Aujourd’hui, il y a du soleil. C’est en regardant au soleil et à la belle nature que j’ai tant aimée que je dirai adieu à la vie et à vous tous, ma bien chère femme et mes bien chers amis. Je pardonne à tous ceux qui m’ont fait du mal ou qui ont voulu me faire du mal, sauf à celui qui nous a trahis pour racheter sa peau et [à] ceux qui nous ont vendus. Je t’embrasse bien bien fort, ainsi que ta sœur et tous les amis qui me connaissent de loin ou de près, je vous serre tous sur mon cœur.

Adieu. Ton ami, ton camarade, ton mari.

Manouchian Michel

P.-S. : J’ai quinze mille francs dans la valise de la rue de Plaisance. Si tu peux les prendre, rends mes dettes et donne le reste à Armène. M.M.

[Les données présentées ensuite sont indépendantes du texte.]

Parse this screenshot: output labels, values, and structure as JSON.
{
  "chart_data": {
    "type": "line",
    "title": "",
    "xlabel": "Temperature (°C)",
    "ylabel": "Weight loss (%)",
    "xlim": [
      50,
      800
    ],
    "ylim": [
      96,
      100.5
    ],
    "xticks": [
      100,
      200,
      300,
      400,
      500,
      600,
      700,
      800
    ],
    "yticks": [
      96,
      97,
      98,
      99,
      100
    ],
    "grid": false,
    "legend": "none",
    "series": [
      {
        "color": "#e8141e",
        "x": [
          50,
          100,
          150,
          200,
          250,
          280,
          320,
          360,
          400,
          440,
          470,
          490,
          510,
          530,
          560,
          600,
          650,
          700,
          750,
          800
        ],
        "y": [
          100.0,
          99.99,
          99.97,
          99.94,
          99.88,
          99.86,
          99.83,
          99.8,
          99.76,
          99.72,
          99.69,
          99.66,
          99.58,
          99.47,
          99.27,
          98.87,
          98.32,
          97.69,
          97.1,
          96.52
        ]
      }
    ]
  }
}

Cette lettre deviendra donc un poème de Louis Aragon en 1955, dont voici le texte :

Strophes pour se souvenir

Vous n'avez réclamé la gloire ni les larmes
Ni l'orgue ni la prière aux agonisants
Onze ans déjà que cela passe vite onze ans
Vous vous étiez servi simplement de vos armes
La mort n'éblouit pas les yeux des Partisans

Vous aviez vos portraits sur les murs de nos villes
Noirs de barbe et de nuit hirsutes menaçants
L'affiche qui semblait une tache de sang
Parce qu'à prononcer vos noms sont difficiles
Y cherchait un effet de peur sur les passants

Nul ne semblait vous voir français de préférence
Les gens allaient sans yeux pour vous le jour durant
Mais à l'heure du couvre-feu des doigts errants
Avaient écrit sous vos photos MORTS POUR LA FRANCE
Et les mornes matins en étaient différents

Tout avait la couleur uniforme du givre
À la fin février pour vos derniers moments
Et c'est alors que l'un de vous dit calmement
Bonheur à tous Bonheur à ceux qui vont survivre
Je meurs sans haine en moi pour le peuple allemand

Adieu la peine et le plaisir Adieu les roses
Adieu la vie adieu la lumière et le vent
Marie-toi sois heureuse et pense à moi souvent
Toi qui vas demeurer dans la beauté des choses
Quand tout sera fini plus tard en Erivan

Un grand soleil d'hiver éclaire la colline
Que la nature est belle et que le coeur me fend
La justice viendra sur nos pas triomphants
Ma Mélinée ô mon amour mon orpheline
Et je te dis de vivre et d'avoir un enfant

Ils étaient vingt et trois quand les fusils fleurirent
Vingt et trois qui donnaient leur cœur avant le temps
Vingt et trois étrangers et nos frères pourtant
Vingt et trois amoureux de vivre à en mourir
Vingt et trois qui criaient la France en s'abattant.